Abstract

This dissertation delves into the pressing issue of maintaining real-time data integrity and provenance. Specifically, it focuses on dynamic financial microservice environments. The proposal is a zero-latency data provenance layer, one that uses both predictive integrity models and blockchain anchors. A thorough analysis of current microservice architectures and integration methods is conducted. This reveals notable shortcomings in how data trustworthiness and traceability are currently handled. The research suggests that predictive models can bolster the reliability of data integrity checks. Furthermore, blockchain anchors offer immutable records, aiding in smooth auditing and verification. This two-pronged strategy not only boosts the speed and precision of data provenance systems but also assures adherence to financial sector regulations.
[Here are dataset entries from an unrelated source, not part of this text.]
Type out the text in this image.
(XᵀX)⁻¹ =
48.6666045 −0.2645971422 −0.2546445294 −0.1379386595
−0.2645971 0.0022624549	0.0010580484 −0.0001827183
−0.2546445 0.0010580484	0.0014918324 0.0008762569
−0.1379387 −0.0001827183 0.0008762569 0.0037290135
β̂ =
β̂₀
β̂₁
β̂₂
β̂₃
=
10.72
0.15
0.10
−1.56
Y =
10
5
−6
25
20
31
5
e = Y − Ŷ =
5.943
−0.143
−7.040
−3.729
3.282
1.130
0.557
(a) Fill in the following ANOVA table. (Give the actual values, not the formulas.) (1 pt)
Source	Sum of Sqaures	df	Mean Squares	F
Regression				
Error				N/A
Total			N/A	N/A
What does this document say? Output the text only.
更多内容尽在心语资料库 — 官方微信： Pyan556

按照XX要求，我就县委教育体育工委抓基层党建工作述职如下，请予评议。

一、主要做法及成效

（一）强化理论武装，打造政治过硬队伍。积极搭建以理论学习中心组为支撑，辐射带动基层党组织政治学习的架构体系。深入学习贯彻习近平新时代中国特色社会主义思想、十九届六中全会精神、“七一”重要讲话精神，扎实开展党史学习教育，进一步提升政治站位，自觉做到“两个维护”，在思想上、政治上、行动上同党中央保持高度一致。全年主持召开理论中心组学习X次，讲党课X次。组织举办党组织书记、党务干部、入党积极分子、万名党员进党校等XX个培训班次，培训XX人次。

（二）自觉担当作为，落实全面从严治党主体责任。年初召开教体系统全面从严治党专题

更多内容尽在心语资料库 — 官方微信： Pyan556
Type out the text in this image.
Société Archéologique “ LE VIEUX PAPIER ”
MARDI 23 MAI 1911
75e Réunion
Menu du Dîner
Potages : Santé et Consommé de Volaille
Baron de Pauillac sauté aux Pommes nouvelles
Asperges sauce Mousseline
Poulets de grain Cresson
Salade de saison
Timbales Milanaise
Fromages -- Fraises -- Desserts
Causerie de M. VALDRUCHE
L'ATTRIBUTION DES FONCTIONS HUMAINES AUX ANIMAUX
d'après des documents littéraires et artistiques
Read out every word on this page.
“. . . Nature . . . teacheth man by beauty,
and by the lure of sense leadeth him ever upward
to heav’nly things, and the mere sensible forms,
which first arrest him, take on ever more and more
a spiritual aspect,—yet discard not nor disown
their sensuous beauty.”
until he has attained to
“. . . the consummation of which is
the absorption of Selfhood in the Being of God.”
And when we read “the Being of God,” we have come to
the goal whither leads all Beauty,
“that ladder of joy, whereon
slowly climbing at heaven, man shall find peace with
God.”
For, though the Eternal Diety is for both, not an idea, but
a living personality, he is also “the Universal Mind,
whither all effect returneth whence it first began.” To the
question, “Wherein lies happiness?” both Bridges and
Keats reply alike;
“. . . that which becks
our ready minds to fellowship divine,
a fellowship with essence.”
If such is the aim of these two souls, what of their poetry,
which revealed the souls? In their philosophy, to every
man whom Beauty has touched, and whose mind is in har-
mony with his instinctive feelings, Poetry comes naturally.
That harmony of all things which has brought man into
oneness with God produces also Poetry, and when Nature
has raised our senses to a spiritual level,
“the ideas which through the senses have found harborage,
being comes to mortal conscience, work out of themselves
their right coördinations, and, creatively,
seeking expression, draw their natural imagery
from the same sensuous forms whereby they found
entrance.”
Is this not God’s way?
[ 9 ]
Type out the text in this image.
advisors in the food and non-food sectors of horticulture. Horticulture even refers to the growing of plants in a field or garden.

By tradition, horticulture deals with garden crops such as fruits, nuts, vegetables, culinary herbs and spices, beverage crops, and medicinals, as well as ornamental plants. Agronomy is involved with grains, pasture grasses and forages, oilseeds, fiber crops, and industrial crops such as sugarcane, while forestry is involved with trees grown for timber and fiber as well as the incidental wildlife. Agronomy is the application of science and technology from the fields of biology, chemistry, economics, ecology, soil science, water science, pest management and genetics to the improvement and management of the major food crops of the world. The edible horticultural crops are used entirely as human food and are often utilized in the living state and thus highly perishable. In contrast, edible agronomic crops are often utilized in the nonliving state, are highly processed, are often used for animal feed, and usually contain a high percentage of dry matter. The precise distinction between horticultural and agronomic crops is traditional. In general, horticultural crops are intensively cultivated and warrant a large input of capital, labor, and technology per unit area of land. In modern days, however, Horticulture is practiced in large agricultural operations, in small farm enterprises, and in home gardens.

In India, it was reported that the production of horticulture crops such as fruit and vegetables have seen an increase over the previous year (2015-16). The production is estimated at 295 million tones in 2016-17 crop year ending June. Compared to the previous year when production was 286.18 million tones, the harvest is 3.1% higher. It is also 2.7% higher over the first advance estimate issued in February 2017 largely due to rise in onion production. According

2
The value of these results isn't confined to finance alone. Indeed, it presents important lessons for healthcare systems too. These systems also heavily rely on sensitive data's integrity and traceability. By illustrating the practicality and effectiveness of this novel framework, the study highlights opportunities for enhancing data management. This can, in turn, markedly improve decision-making in scenarios where precision is of the utmost importance. As a result, the research has wider implications. It could affect the design of secure, efficient, and transparent data infrastructures across different industries, fostering greater trust in digital exchanges and the validity of data-driven choices.